Равич не стал отвечать.
– Что вы намерены делать? – спросил он немного погодя.
– Не знаю. Наверно, явлюсь в свой полк. А это все, – он неопределенно повел рукой, – этим кому-то еще придется заняться.
– Да нет, клинику сохранят за вами. Если война – значит, госпитали нужны. Вас тут оставят.
– Но я не хочу оставаться.
Равич обвел глазами комнату.
– Наверно, это мой последний день у вас. По-моему, все более или менее в порядке. Матка благополучно заживает, желчный пузырь тоже, раковый пациент безнадежен, других операций не требуется. Так что все.
– Но почему? – спросил Вебер устало. – Почему это ваш последний день?
– Как только объявят войну, нас всех арестуют. – Равич видел: Вебер хочет что-то возразить. – Тут не о чем спорить. Это просто необходимость.
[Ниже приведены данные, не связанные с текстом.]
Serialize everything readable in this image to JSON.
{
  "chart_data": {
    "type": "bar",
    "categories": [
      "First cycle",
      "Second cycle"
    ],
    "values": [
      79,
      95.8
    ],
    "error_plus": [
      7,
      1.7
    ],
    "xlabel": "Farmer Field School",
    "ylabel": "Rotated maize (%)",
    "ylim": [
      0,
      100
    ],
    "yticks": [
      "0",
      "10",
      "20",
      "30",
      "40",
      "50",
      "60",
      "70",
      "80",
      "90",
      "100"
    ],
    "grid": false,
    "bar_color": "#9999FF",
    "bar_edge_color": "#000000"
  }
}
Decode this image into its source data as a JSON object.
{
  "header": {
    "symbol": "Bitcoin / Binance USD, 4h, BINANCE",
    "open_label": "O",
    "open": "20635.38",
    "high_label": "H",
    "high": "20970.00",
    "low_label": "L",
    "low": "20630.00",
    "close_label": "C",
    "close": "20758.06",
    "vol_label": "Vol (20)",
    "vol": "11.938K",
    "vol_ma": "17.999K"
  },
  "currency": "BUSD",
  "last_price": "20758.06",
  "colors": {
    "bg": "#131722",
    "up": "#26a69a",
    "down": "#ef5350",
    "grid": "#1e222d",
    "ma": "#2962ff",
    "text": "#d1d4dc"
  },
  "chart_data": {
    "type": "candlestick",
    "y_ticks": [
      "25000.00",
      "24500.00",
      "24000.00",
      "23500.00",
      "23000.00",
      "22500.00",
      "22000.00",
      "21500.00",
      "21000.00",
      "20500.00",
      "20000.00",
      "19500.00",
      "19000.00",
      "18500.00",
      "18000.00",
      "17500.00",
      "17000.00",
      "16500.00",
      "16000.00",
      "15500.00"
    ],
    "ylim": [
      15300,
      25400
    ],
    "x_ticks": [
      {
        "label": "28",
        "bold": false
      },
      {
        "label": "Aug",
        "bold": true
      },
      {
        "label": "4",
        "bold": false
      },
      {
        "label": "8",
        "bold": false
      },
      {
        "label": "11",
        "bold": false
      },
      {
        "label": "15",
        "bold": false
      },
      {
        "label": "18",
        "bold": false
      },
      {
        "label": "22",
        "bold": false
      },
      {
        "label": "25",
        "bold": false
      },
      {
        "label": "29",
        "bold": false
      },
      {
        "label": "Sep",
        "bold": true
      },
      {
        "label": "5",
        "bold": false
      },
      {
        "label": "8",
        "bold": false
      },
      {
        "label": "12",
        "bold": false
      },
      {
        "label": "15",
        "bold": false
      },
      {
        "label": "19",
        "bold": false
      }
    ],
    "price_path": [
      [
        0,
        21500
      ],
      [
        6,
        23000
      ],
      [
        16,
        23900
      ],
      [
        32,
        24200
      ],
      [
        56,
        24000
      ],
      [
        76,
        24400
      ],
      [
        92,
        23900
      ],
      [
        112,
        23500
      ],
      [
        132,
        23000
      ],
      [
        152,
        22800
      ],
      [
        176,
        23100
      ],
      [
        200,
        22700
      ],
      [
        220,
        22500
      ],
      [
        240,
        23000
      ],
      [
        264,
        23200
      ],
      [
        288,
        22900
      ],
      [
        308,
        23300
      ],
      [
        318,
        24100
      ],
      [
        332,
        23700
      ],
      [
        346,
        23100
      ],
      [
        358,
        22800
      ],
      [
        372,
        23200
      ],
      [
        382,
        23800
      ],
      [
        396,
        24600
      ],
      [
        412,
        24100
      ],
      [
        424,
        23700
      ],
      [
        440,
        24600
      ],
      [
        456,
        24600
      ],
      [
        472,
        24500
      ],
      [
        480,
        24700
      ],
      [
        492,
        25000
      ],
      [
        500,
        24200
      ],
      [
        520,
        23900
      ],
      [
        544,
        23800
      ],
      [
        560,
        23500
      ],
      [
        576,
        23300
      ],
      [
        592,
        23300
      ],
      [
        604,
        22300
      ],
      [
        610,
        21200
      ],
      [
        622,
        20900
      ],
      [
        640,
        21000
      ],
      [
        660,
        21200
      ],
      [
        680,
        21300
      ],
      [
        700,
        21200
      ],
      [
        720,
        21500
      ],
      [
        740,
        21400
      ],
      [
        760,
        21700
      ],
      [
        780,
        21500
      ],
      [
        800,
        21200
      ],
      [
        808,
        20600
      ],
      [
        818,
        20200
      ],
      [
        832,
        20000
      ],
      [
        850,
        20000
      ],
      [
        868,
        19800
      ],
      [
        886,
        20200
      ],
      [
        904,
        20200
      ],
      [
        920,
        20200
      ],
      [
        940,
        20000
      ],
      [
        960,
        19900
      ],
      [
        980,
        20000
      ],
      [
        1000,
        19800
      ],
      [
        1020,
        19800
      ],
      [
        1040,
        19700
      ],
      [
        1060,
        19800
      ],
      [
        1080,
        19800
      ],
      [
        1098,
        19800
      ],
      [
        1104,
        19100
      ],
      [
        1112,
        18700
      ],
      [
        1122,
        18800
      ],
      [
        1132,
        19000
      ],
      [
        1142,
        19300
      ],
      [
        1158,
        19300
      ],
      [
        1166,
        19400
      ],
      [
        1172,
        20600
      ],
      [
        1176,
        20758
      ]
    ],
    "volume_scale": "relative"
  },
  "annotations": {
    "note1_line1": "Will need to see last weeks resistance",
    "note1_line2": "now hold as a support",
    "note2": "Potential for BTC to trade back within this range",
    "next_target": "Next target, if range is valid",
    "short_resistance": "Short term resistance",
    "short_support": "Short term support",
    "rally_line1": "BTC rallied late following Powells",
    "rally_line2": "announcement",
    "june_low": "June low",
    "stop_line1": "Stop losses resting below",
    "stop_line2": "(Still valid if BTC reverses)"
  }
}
Именно так они и сделают.
Вебер уселся в кресло.
– Даже не знаю. Может быть. А может, и войны никакой не будет. Сдадут страну без боя, и все дела. Даже не знаю.
Равич встал.
– Если еще буду в городе, вечером загляну. В восемь.
– Хорошо.
Равич вышел. В приемной он наткнулся на актера. Он совсем про него забыл. Тот вскочил.
– Ну что, как она?
– Она умерла.
Актер застыл как громом пораженный.
– Умерла?
Нет, он и в самом деле схватился за сердце и даже картинно пошатнулся. Фигляр несчастный! Комедиант хренов! Не иначе из какой-нибудь роли, а теперь вот пригодилось. А может, и не прикидывается, просто других жестов, кроме профессионально заученных, даже для непритворной боли у него за душой нет.
– Я могу ее увидеть?
– Зачем?
– Но я должен ее увидеть! – Фигляр и вправду прижал руки к груди. В руках как нельзя кстати оказалась шляпа, светло-коричневая, с шелковой лентой. В глазах слезы.
– Послушайте! – раздраженно сказал Равич. – Лучше убирайтесь отсюда подобру-поздорову. Она умерла, и ей уже ничем не поможешь. А со своей совестью как-нибудь разбирайтесь сами. Выметайтесь к чертовой матери! Думаете, кому-то охота засадить вас на год в тюрьму или чтобы вас оправдали на сенсационном судебном процессе? Через год-другой вы еще будете похваляться этим роковым приключением, охмуряя других женщин. Вон отсюда, идиот несчастный!
И он подтолкнул актера к двери. Тот было дернулся, но лишь на секунду. Потом, уже в дверях, обернулся.
– Урод бесчувственный! Sale boche![50]
На улицах было полно народа. Люди гроздьями толпились возле табло бегущих новостей на зданиях газетных редакций. Равич поехал в Люксембургский сад. Хотелось пару часов побыть одному – перед тем как его задержат.
Здесь было безлюдно. Парк млел в солнечном тепле позднего лета. Деревья уже тронуло предчувствие осени – еще не поры увядания, но поры полной зрелости. Два цвета – золотистый и голубой – реяли в воздухе шелковыми стягами уходящего лета.